003d656f0e6b06eab663ee57a5334e73f90e6b66
 content/blog/KeonWeekTwo.md | 28 ++++++++++++++++++++++++++++
 1 file changed, 28 insertions(+)

diff --git a/content/blog/KeonWeekTwo.md b/content/blog/KeonWeekTwo.md
new file mode 100644
index 0000000..4473332
--- /dev/null
+++ b/content/blog/KeonWeekTwo.md
@@ -0,0 +1,28 @@
+Title: Dataset and Experimentation Tools : Week-2 Highlights
+Date: 2016-06-05 21:00:00
+Tags: gsoc, dataset, data
+Author: Keon Kim
+
+Here are some things I've done in week 2.
+
+1) fixed [default output problem](https://github.com/mlpack/mlpack/issues/667) with [this pull request](https://github.com/mlpack/mlpack/pull/680).
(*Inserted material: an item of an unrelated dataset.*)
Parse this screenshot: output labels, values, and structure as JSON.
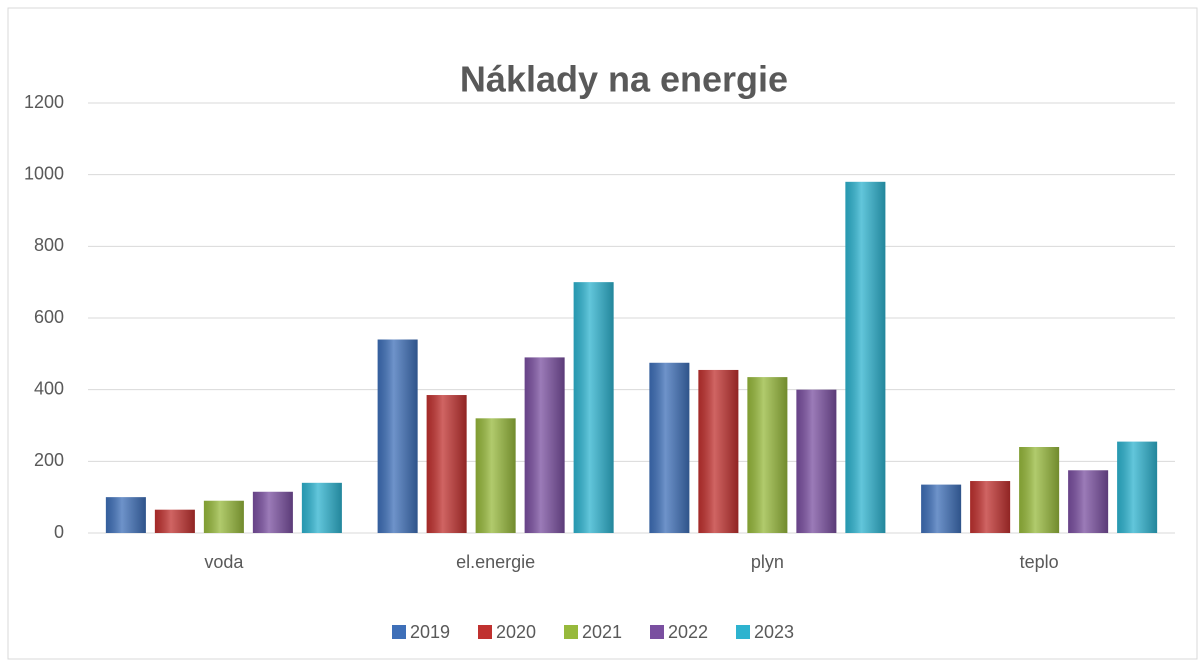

+Previously when output parameters are not specified the user, the program saved the results in a file with arbitrary name. This might delete user's data without warning.
+I changed the default outputs to required parameters.
+In some cases where output is not necessary, the program now gives warning to the user that it is not going to save the result if it is not specified, not save or overwrite existing data with default name.
+
+2) implemented [binarize](https://github.com/mlpack/mlpack/pull/666) functions, which transforms matrix values to 0 and 1 according to a given threshold.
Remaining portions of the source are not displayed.